Thursday, March 14, 2013

Arches and Aisles by Spinanes


by Lifeguard of Love

Right now I am mad at Spinanes. I am mad at Arches and Aisles for being music for by and about grown ups. I am mad at the cool, collected resign that Rebecca Gates shows her lovers. These are no adolescent love songs, no lyrics like “I’m a square/And that makes you giddy. Did you give up punk/for Lent?” No, this is all vodka on ice (what a grown-up drink), pulling your clothes off and getting it over with (what a grown-up way to make love).

Arches and Aisles opens with a song that wants to be an adolescent love song, the lover meeting the beloved on the West Coast. This is a song about adult lovers who think they’re in love “like kids again” but they won’t ever know what it’s like to be in love like a kid again. It’s all going to hell.

It’s still a great record. 

*

At Pike Place Market, my family walks by the Sub Pop retail outlet. I don’t remember if I say anything or if my mom just knows I’ve been checking out all the Kurt Cobain biographies from the library, learning about the “grunge” scene which I just missed by being a teenager in the late-90s. Here, I have the first of a lifetime of overwhelming record store experiences. My mom convinces me to buy the “sampler”, because it is cheap and you get two CDs. 

Upon the first listen, which is also my first time listening to “indie rock” (except for that one time I heard Sleater-Kinney’s “Little Babies” on the radio), I am struck by the difference in production, noticeable in the sound. It’s warm but the vocals sound way back. This is what indie rock sounds like, I realize.
My favorite songs are the two songs by Spinanes, “Greetings from the Sugar Lick” and “Reach vs. Speed.” I think the singer is a soft-voiced male; no maybe it’s a woman, I can’t tell. 

*
 
Arches and Aisles is on the Employee Picks shelf at CD Recyclery in Gurnee Mills Outlet Mall, Gurnee Illinois. It’s the band from the Sub Pop Sampler. The cover is a mystery*. It is black and white dogwood flowers. The band name and album title are in sans serif font in a dark, transluscent magenta on a clear sticker on the cellophane; once the album is opened the title and band name are removed. It is the best graphic design I am aware of.

*

My friend gets a mixtape from someone in California. The first song is by Spinanes, I can tell right away. It’s the one about the West Coast weather.

*

When I move into the dorms at The Evergreen State College, I live with four other girls. Our names are Uliina, Alicia, Aloka, and Alyssa, and one other girl with a name that doesn’t start with a vowel and end with an “uh” sound, like Nicole or something. I don’t remember. She is into “boffing”** and Ren Faire and sci fi or whatever and invites me to eat dinner with her, once. It was just noodles with butter and brown sugar. It was the worst thing I’ve ever eaten. 

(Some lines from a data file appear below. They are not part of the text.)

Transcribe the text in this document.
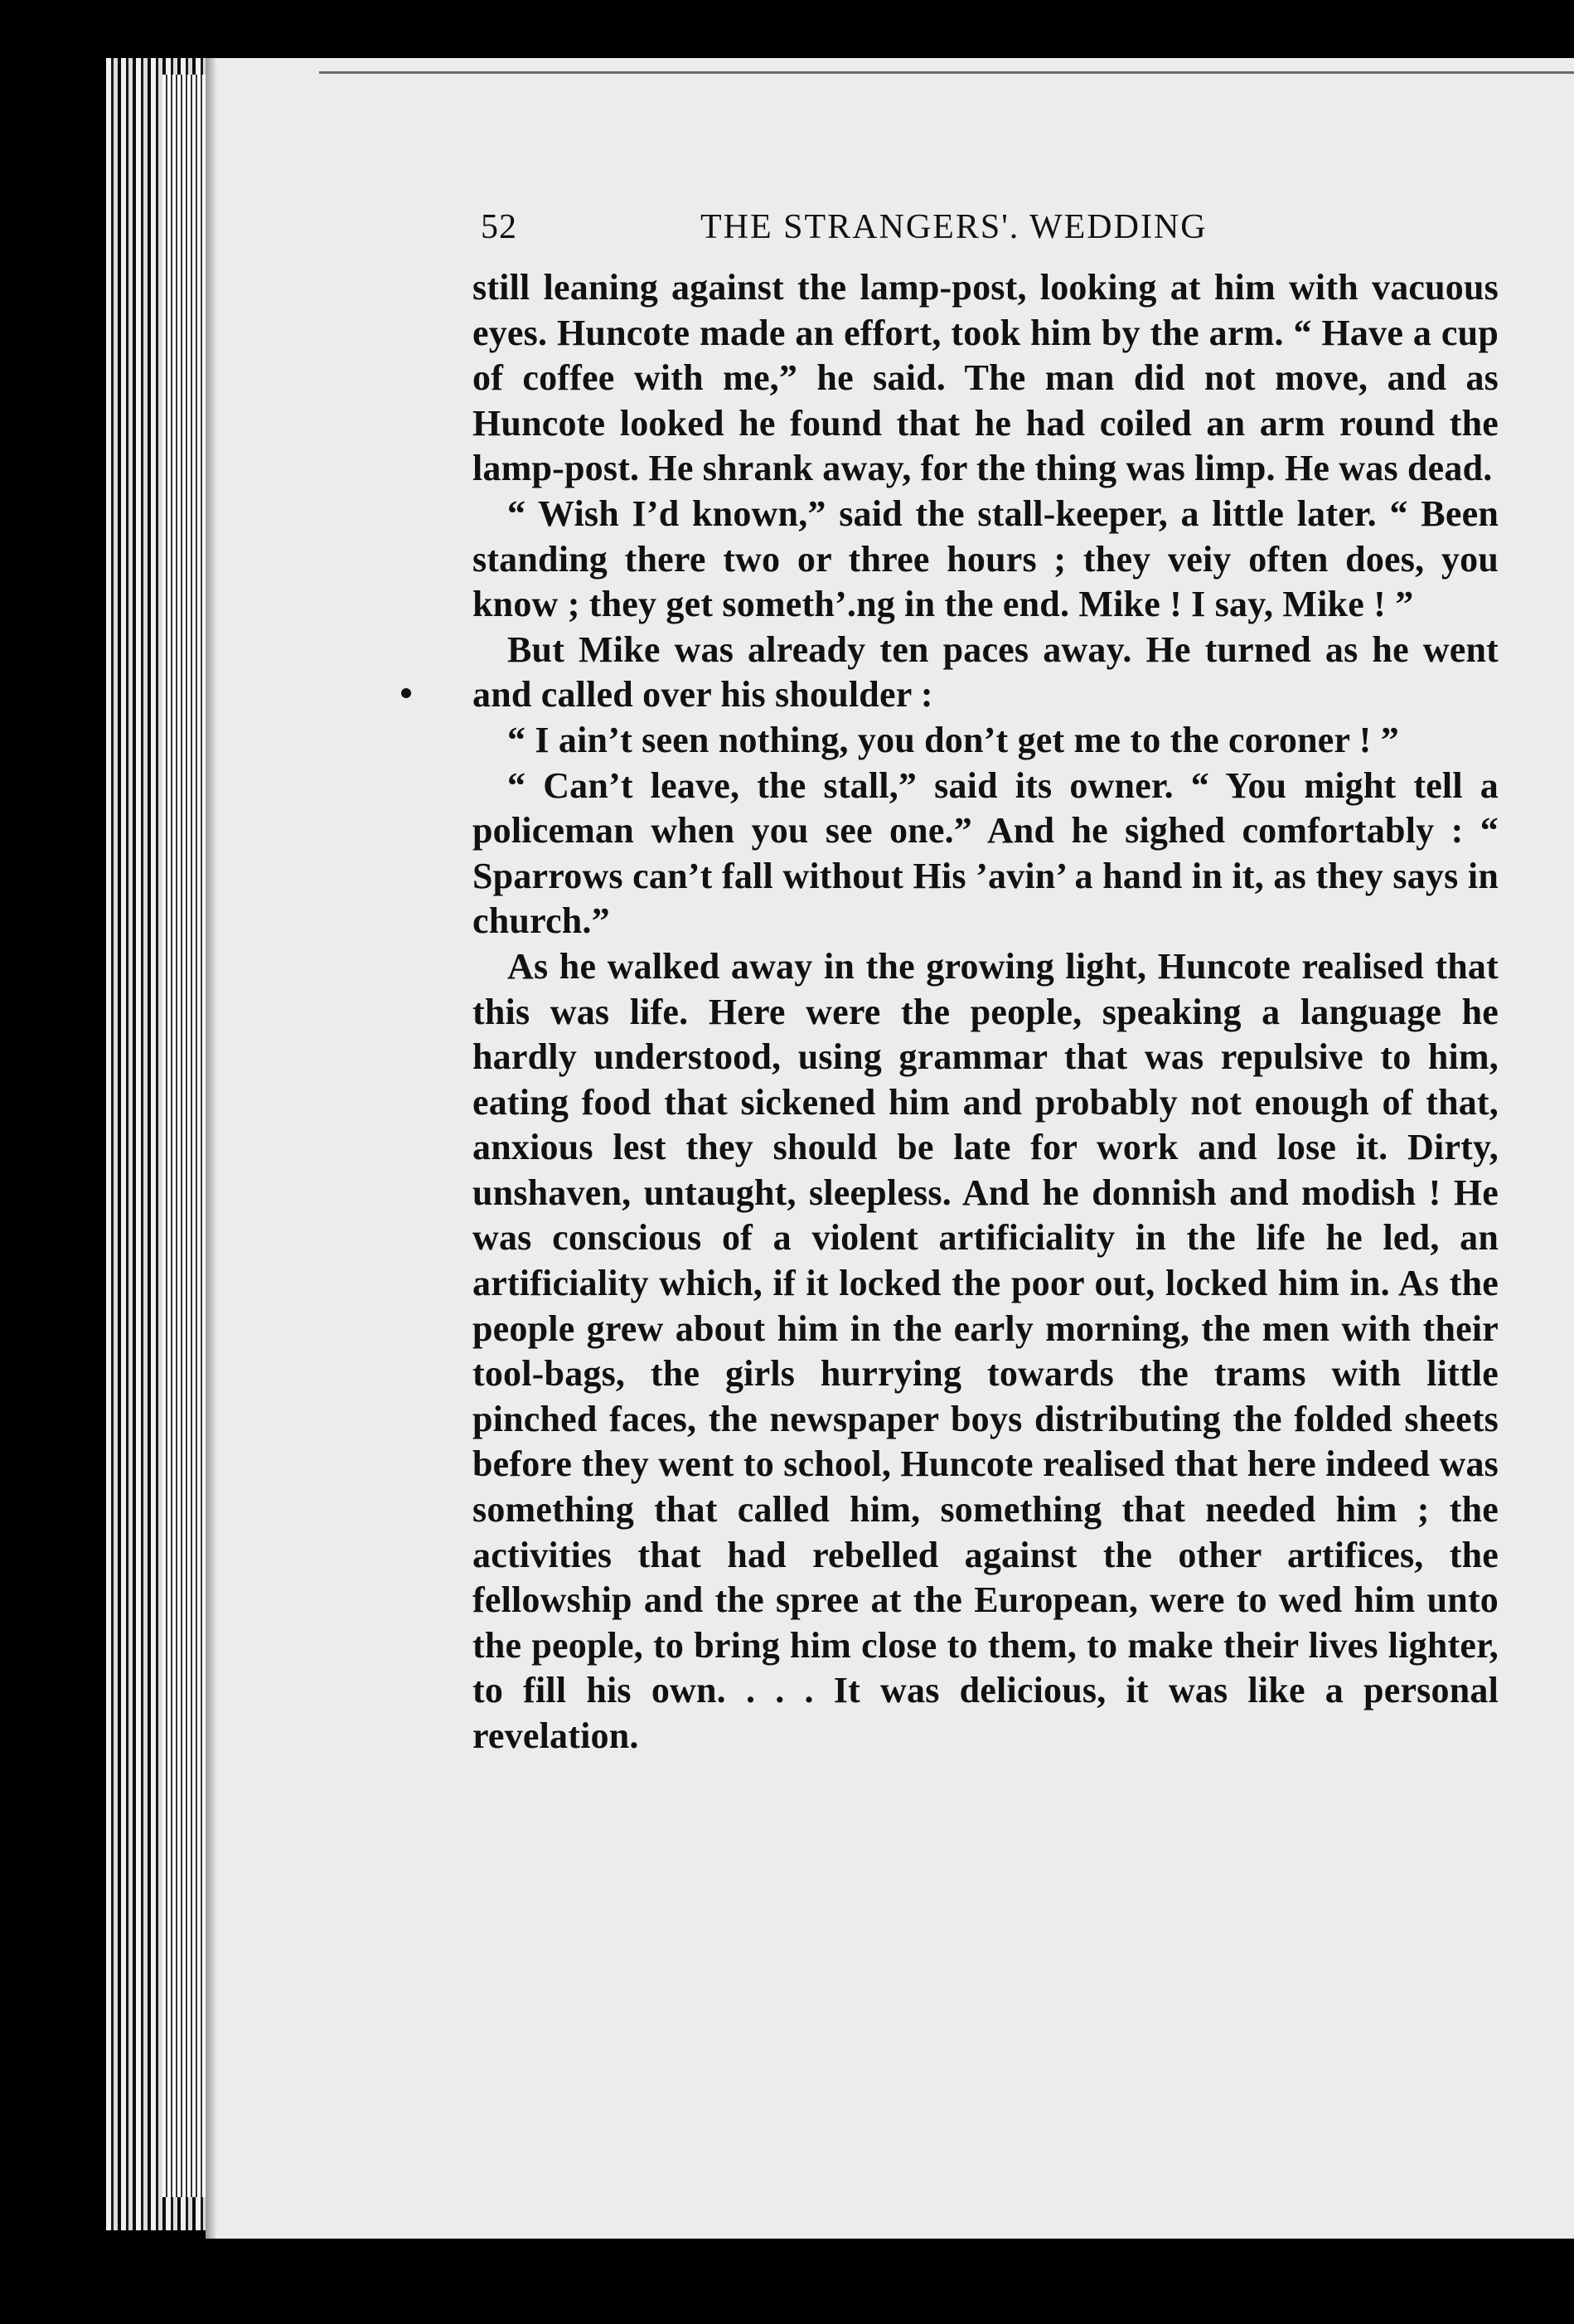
52	THE STRANGERS'. WEDDING

still leaning against the lamp-post, looking at him with vacuous eyes. Huncote made an effort, took him by the arm. “ Have a cup of coffee with me,” he said. The man did not move, and as Huncote looked he found that he had coiled an arm round the lamp-post. He shrank away, for the thing was limp. He was dead.

“ Wish I’d known,” said the stall-keeper, a little later. “ Been standing there two or three hours ; they veiy often does, you know ; they get someth’.ng in the end. Mike ! I say, Mike ! ”

But Mike was already ten paces away. He turned as he went and called over his shoulder :

“ I ain’t seen nothing, you don’t get me to the coroner ! ”

“ Can’t leave, the stall,” said its owner. “ You might tell a policeman when you see one.” And he sighed comfortably : “ Sparrows can’t fall without His ’avin’ a hand in it, as they says in church.”

As he walked away in the growing light, Huncote realised that this was life. Here were the people, speaking a language he hardly understood, using grammar that was repulsive to him, eating food that sickened him and probably not enough of that, anxious lest they should be late for work and lose it. Dirty, unshaven, untaught, sleepless. And he donnish and modish ! He was conscious of a violent artificiality in the life he led, an artificiality which, if it locked the poor out, locked him in. As the people grew about him in the early morning, the men with their tool-bags, the girls hurrying towards the trams with little pinched faces, the newspaper boys distributing the folded sheets before they went to school, Huncote realised that here indeed was something that called him, something that needed him ; the activities that had rebelled against the other artifices, the fellowship and the spree at the European, were to wed him unto the people, to bring him close to them, to make their lives lighter, to fill his own. . . . It was delicious, it was like a personal revelation.
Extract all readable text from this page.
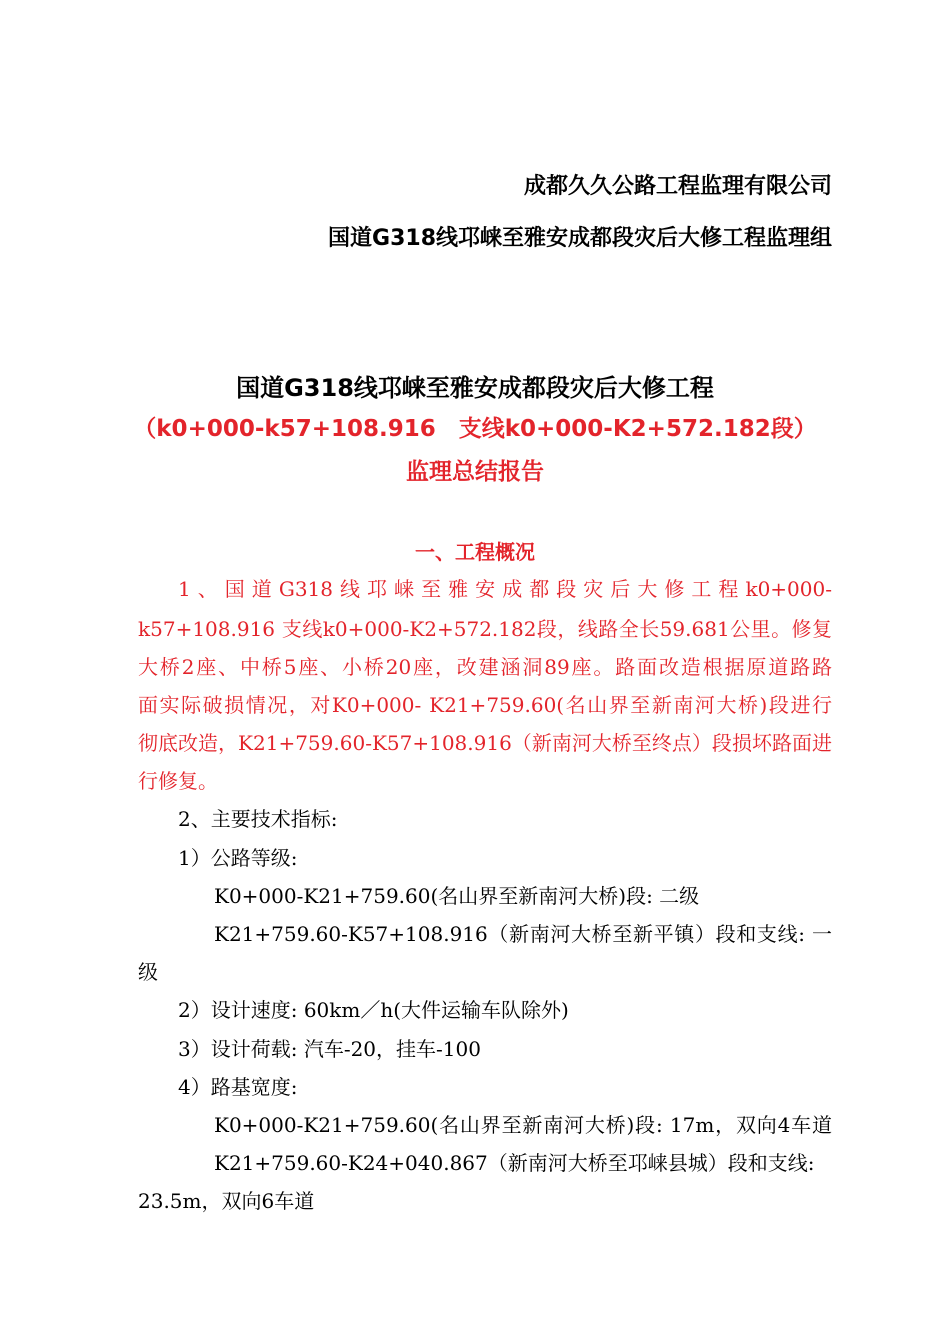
成都久久公路工程监理有限公司

国道G318线邛崃至雅安成都段灾后大修工程监理组

国道G318线邛崃至雅安成都段灾后大修工程

（k0+000-k57+108.916　支线k0+000-K2+572.182段）

监理总结报告

一、工程概况

1、国道G318线邛崃至雅安成都段灾后大修工程k0+000-

k57+108.916 支线k0+000-K2+572.182段，线路全长59.681公里。修复

大桥2座、中桥5座、小桥20座，改建涵洞89座。路面改造根据原道路路

面实际破损情况，对K0+000- K21+759.60(名山界至新南河大桥)段进行

彻底改造，K21+759.60-K57+108.916（新南河大桥至终点）段损坏路面进

行修复。

2、主要技术指标:

1）公路等级:

K0+000-K21+759.60(名山界至新南河大桥)段: 二级

K21+759.60-K57+108.916（新南河大桥至新平镇）段和支线: 一

级

2）设计速度: 60km／h(大件运输车队除外)

3）设计荷载: 汽车-20，挂车-100

4）路基宽度:

K0+000-K21+759.60(名山界至新南河大桥)段: 17m，双向4车道

K21+759.60-K24+040.867（新南河大桥至邛崃县城）段和支线:

23.5m，双向6车道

Alyssa has dreads and dates a boy that went to my high school who I thought was super cool. She tells me a story about how he works at Subway and once someone smeared poop inside the paper towel holder. We get along well and get high together well but are too shy to become good friends. 

Alicia and Aloka are exceedingly boring and I can’t believe my foul luck, to live with the least interesting people at a school full of hippies, punks, queers, rejects and weirdos. Every morning, and I mean every morning, they listen to – no, blast – “You’re Makin’ Me High” by Toni Braxton, one of my least favorite Top 40 R&B jams of my early years of high school, while they do their hair and makeup.  If they go “out” in the evening, they listen to it again. And again and again, on repeat. In revolt, I play Surrealistic Pillow on my dad’s warped LP from the 60s. It seems to be the music most directly opposed to Toni Braxton. Then I find Arches and Aisles at a used CD store. I’d never actually had the whole album. It was equally good for opposing Toni Braxton.

On Thanksgiving Break I go visit my femme girlfriend who lives in Colorado. November in Colorado is brown, which totally weirds me out. I’ve only spent Novembers before and since in Washington, you know, The Evergreen State. I talk about the Spinanes and she says, Jody Bleyle calls them Spinoidle, and plays me the Team Dresch song where Jody Bleyle says that.

I only live in the dorm for one quarter. Then I moved in with the only other person I knew who listened to Spinanes: Slim Volume.

*
 
“This is how heaven sounds when you get there” he says, at the beginning of side B. He has Arches and Aisles on LP and he got it in Evanston Illinois, what the fuck is up with Spinanes and Illinois? Shortly before we fall in love, he lends the LP to this friend who never gives it back and eventually moves away.

                                                                               

*the only album cover that is more mysterious is Moon Pix by Cat Power  

**You know, where nerds attack each other with big hammers made out of duct tape and styrofoam.